Energetycy zapewniają, że postarają się jak najszybciej zainstalować odpowiednie przyłącza.
Jeśli wszystko pójdzie zgodnie z planem, miejskie lodowisko zacznie funkcjonować już w przyszłym tygodniu. Międzyszkolny Ośrodek Sportu złożył wniosek o rozpoczęcie odbioru przyłącza elektryki zasilającej urządzenia chłodnicze kilka dni temu, jednak na jej zakończenie EnergiaPro ma zgodnie z prawem, dwa tygodnie. Ewa Styczyńska, rzecznik prasowy firmy, zapewnia nas, że firma zrobi wszystko, by ze ślizgawki można było cieszyć się już wkrótce.
– Mamy obecnie ogrom pracy, ale nasi pracownicy obiecali, że postarają się zakończyć wszystkie prace dotyczące podłączenia prądu na potrzeby utrzymania miejskiego lodowiska, jak najszybciej. Być może uda nam się zakończyć całą procedurę na początku przyszłego tygodnia – mówi Ewa Styczyńska z Energii Pro.
Tomasz Kluch, dyrektor techniczny MOS-u, mówi, że lodowisko stoi rozłożone i gotowe już od kilku dni.
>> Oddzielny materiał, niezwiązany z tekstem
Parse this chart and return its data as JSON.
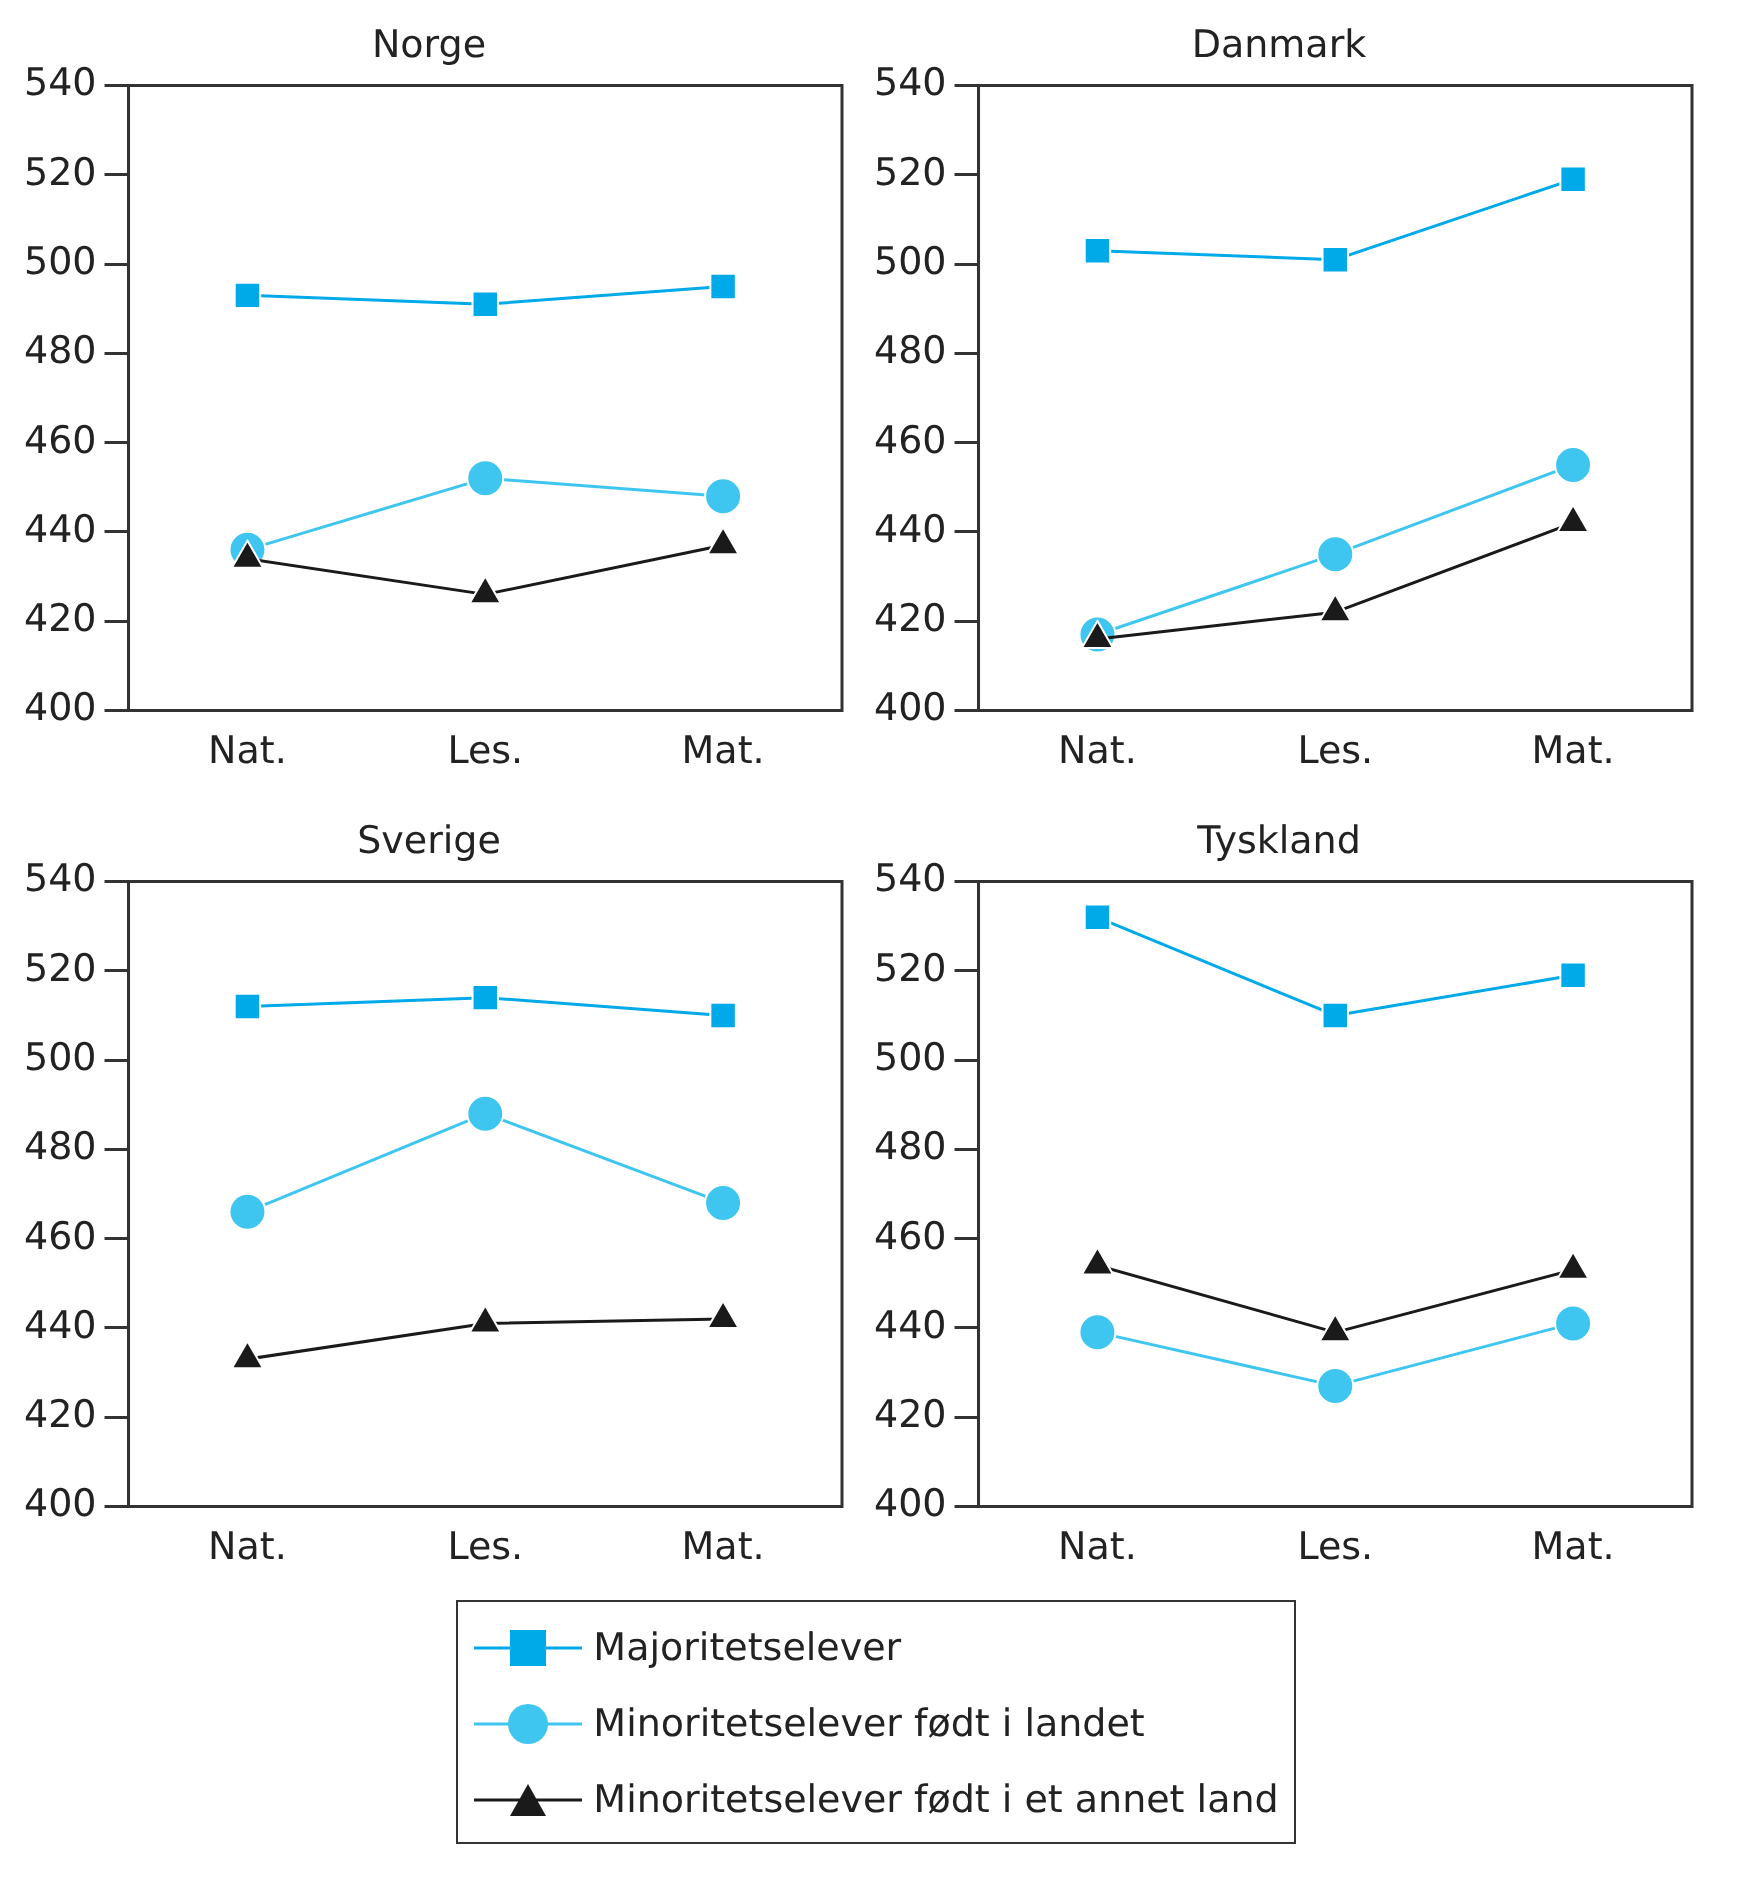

Podkreśla, że pracownic rozkładali je w największą śnieżycę i zimno. – Ale pewnych procedur nie da się przyspieszyć – dodaje. – Staramy się naturalnie zamrażać lodowisko, ale trwa to bardzo długo, ponieważ musimy utworzyć przynajmniej siedmiocentymetrową warstwę lodu by nie doszło do przecięcia instalacji łyżwami. Ten czas znacznie skróci zasilenie prądem urządzeń chłodniczych, więc wszystko leży teraz w rekach Energii Pro – mówi.
Po uruchomieniu lodowisko będzie czynne od godz. 9.00 do 20. 30 z przerwami na konserwację. Ceny do końca grudnia pozostaną takie same, jak w minionym roku: dla osób dorosłych jest to 2,5 za godzinę jazdy i 3,5 za wypożyczenie łyżew. Dla dzieci wstęp będzie darmowy. Lodowisko będzie czynne co najmniej do końca marca 2011 roku, o ile pozwoli na to aura.